Rabano Mauro risulta convenzionale quando scende nei particolari dando una definizione dei singoli ordini che vivono nella chiesa, citando come ogni buon enciclopedista del suo tempo le definizioni di Isidoro di Siviglia, meno convenzionale è nel presentare la sequenza degli ordini aprendo la lista con i laici a cui fanno seguito i monaci e infine i chierici. Questa divisione si ritrova nei Sinodi celebrati nei primi decenni del secolo IX, e sembra aderire bene alla visione primotestamentaria considerando che nell’ordine laico sono inclusi il re e i principi i quali esercitano un potere temporale sulla chiesa, e avendo incluso nel solo ordine dei chierici anche i vescovi, ai quali Rabano dedicherà il capitolo quinto del primo libro, dove viene delineato l’ordine gerarchico dei vescovi al fine di garantire il governo autonomo di una provincia ecclesiastica.

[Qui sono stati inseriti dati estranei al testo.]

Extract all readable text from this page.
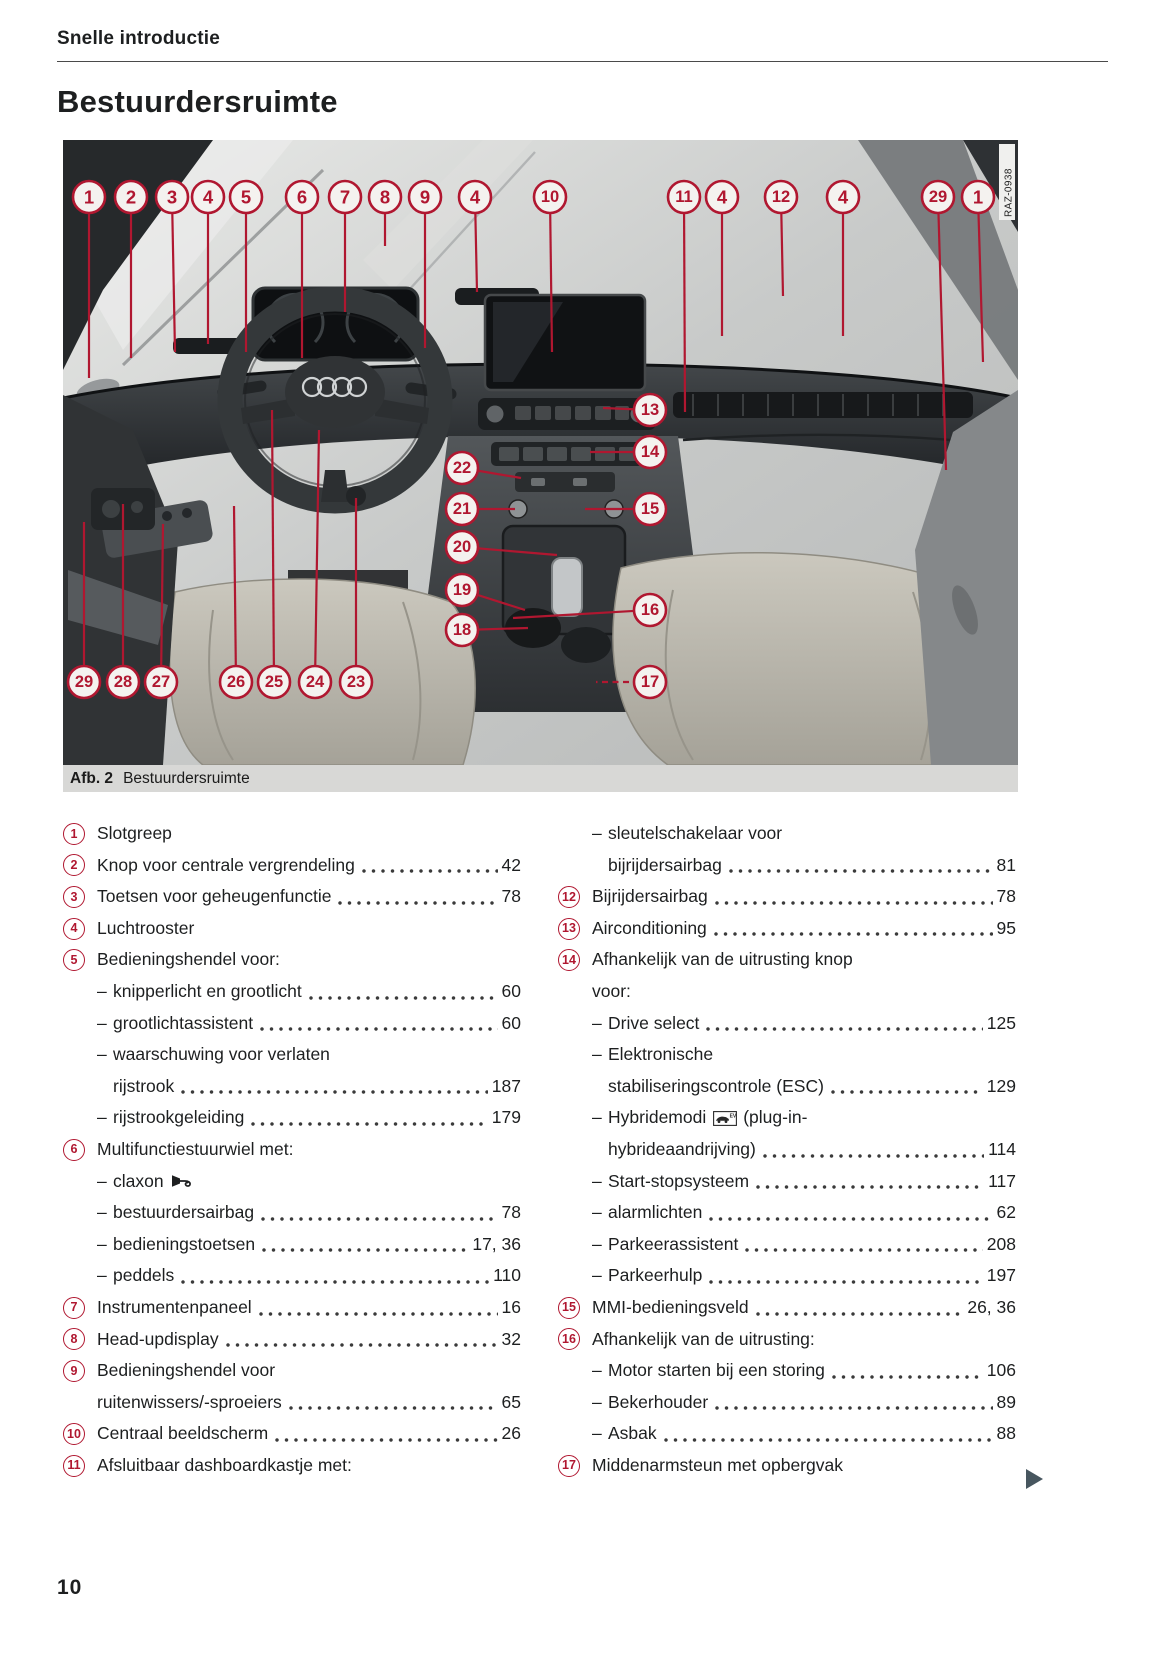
Snelle introductie
Bestuurdersruimte
RAZ-0938
1 2 3 4 5 6 7 8 9 4	10	11 4	12	4	29 1
13
14
15
16
17
22
21
20
19
18
29 28 27	26 25 24 23
Afb. 2 Bestuurdersruimte
1	Slotgreep
2	Knop voor centrale vergrendeling	42
3	Toetsen voor geheugenfunctie	78
4	Luchtrooster
5	Bedieningshendel voor:
– knipperlicht en grootlicht	60
– grootlichtassistent	60
– waarschuwing voor verlaten
rijstrook	187
– rijstrookgeleiding	179
6	Multifunctiestuurwiel met:
– claxon
– bestuurdersairbag	78
– bedieningstoetsen	17, 36
– peddels	110
7	Instrumentenpaneel	16
8	Head-updisplay	32
9	Bedieningshendel voor
ruitenwissers/-sproeiers	65
10 Centraal beeldscherm	26
11 Afsluitbaar dashboardkastje met:
– sleutelschakelaar voor
bijrijdersairbag	81
12 Bijrijdersairbag	78
13 Airconditioning	95
14 Afhankelijk van de uitrusting knop
voor:
– Drive select	125
– Elektronische
stabiliseringscontrole (ESC)	129
– Hybridemodi	EV (plug-in-
hybrideaandrijving)	114
– Start-stopsysteem	117
– alarmlichten	62
– Parkeerassistent	208
– Parkeerhulp	197
15 MMI-bedieningsveld	26, 36
16 Afhankelijk van de uitrusting:
– Motor starten bij een storing	106
– Bekerhouder	89
– Asbak	88
17 Middenarmsteun met opbergvak
10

Nel secolo IX l’attenzione all’ordine dei laici va di pari passo con la stesura di norme dettagliate per i vescovi, come nel caso di Giona di Orleans (c. 780-c. 843), il quale pur scrivendo un fondamentale trattato sulla formazione dei laici in tre libri, uno sulla formazione del re e della corte, ha già ben presente il ruolo dell’ordine episcopale. In questo Giona è preceduto solo da Paolino di Aquileia († 802), il vescovo che fu chiamato a combattere l’adozionismo nella Marca Spagnola, che raccoglie in un unico volume un insieme di esortazioni rivolte ai principi e ai potenti, con l’intento di aprire la via della perfezione evangelica anche ai non chierici o a coloro che non si erano ritirati in monastero, con la volontà di superare le divisione tra gli ordini.
Il fatto che l’ordine laico crescesse nella consapevolezza di un suo ufficio che non fosse unicamente quello che la storia gli ha consegnato nei termini dello stato di coniugati, rispetto ai chierici e ai monaci, lo dimostra il manuale per l’educazione dei figli di Dhuoda (c. 803-843), moglie di Bernardo di Settimania conte di Autun, l’unica scrittrice donna del secolo IX di cui ci è pervenuta notizia.
Lo scritto fu steso tra il dicembre dell’841 e il febbraio dell’842 dedicandolo al figlio maggiore Guglielmo, e rappresenta nel suo genere uno degli esempi più maturi tra le opere ascrivibili ai vari manuali per l’educazione stesi in quegli stessi anni da chierici e monaci. Dhuoda dimostra un’ottima padronanza della Bibbia e dei Padri, nell’elaborazione di un percorso pensato per spiegare al figlio il giusto rapporto da tenere verso Dio e da osservare con i superiori terreni, senza tralasciare la via delle beatitudini.
La figura e l’opera di Dhuoda rimane un interrogativo aperto sulla coscienza che l’ordine laico avesse di se, per il semplice fatto che a fronte di una produzione prevalentemente religiosa di manuali per la disciplina spirituale dei tre ordini, è un membro dello stesso ordine laico, una madre preoccupata per l’avvenire dei suoi figli rimasti prematuramente orfani, a redigere autonomamente dagli ambienti clericali un testo capace di spaziare dagli equilibri sociali all’esercizio delle beatitudini, fino ad allora ritenute di appannaggio dei soli monaci e chierici con la sola eccezione di Paolino di Aquileia.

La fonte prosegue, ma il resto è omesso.